Combinando una serie di tecniche di elettrofisiologia e biologia molecolare e cellulare i ricercatori del CeLiveR hanno potuto dimostrare che glibenclamide ed altre sulfoniluree erano in grado di generare una secrezione di bile in un modo del tutto indipendente da CFTR e che questo meccanismo era in grado di correggere il difetto di secrezione di bile in topi portatori del difetto genetico della Fibrosi Cistica. Si tratta di un meccanismo molto simile a quello tramite il quale la glibenclamide stimola la secrezione di insulina nelle beta-cellule pancreatiche. In queste cellule la somministrazione di glibenclamide stimola la fuoriuscita dell’insulina contenuta in vescicole intracellulari che vengono trasportate alla membrana plasmatica dove esse scaricano il loro contenuto.

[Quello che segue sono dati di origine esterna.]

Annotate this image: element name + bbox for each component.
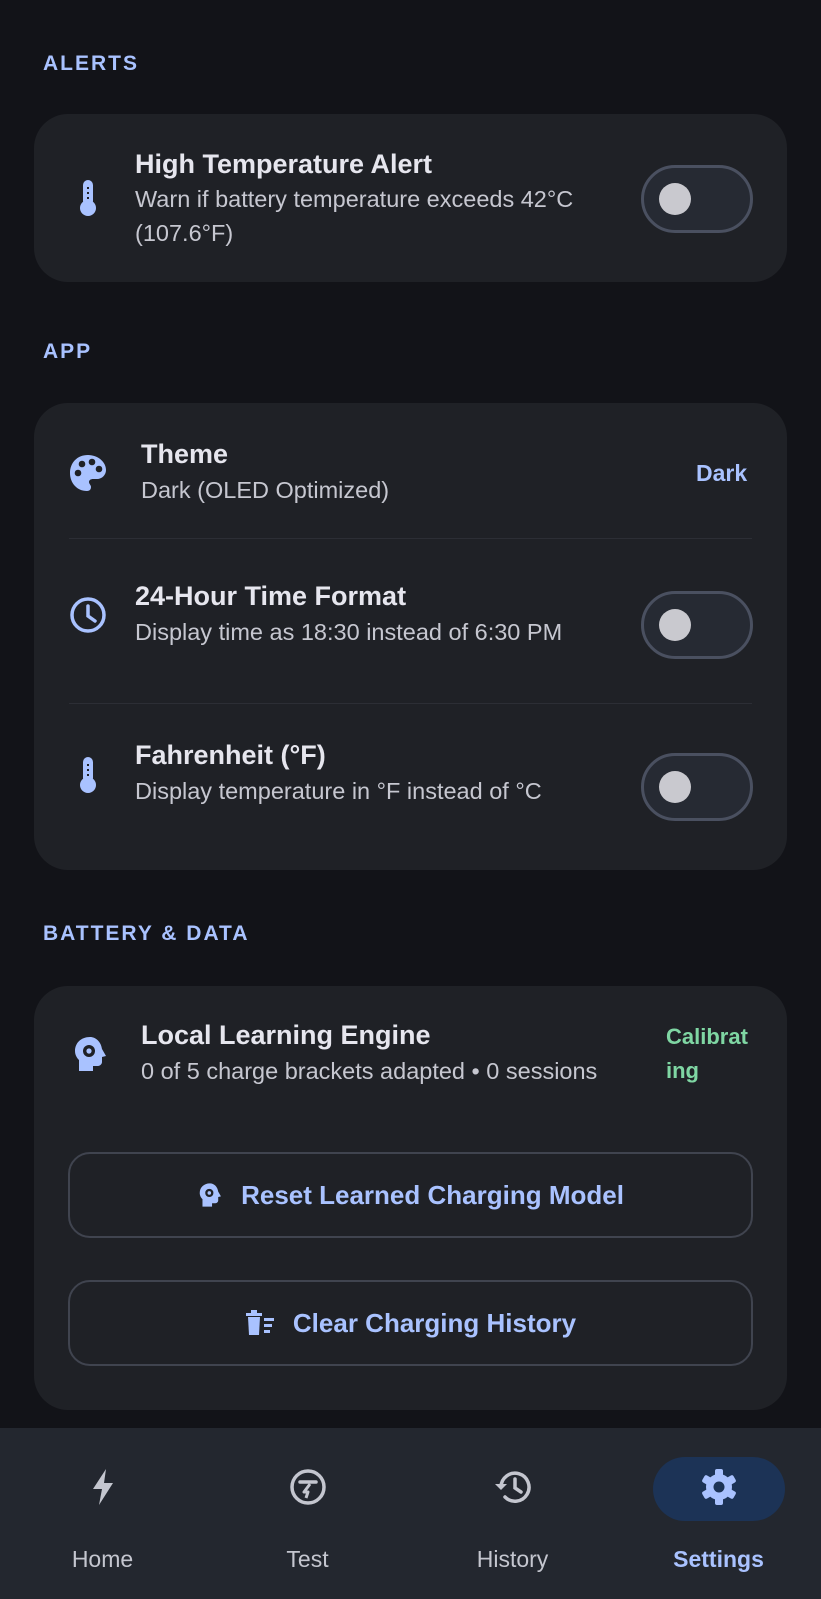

Nel caso dell’epitelio biliare colpito da fibrosi cistica, glibenclamide stimola il movimento di vescicole cariche di liquido che viene scaricato nella bile rendendola più fluida. Ovviamente questi dati sono stati generati in un modello cellulare. Sono necessari altri studi per verificare se le sulfoniluree possano curare la malattia negli animali in vivo e poi se si possano costruire farmaci che riescano a sfruttare questo meccanismo di secrezione della bile, senza causare un eccessiva caduta della glicemia, e quindi con un profilo di sicurezza tale da poter essere usati nell’uomo.

“Molto resta da fare, tuttavia questi risultati contribuiscono a gettare una ulteriore luce di speranza per questi pazienti e le loro famiglie” commenta il Dr. Strazzabosco “Non ho alcun dubbio che i prossimi anni vedranno prima lo sviluppo e poi l’applicazione clinica di numerosi farmaci che, tramite meccanismi diversi, saranno in grado di migliorare al sopravvivenza e la qualità di vita di questi pazienti. La nostra è solo una delle vie che si stanno percorrendo, molte altre sono in corso di sviluppo. Lo scenario futuro più probabile è quello che vedrà una rosa di farmaci adatti a pazienti con Fibrosi Cistica ma con genotipi ed espressione fenotipica diversa.”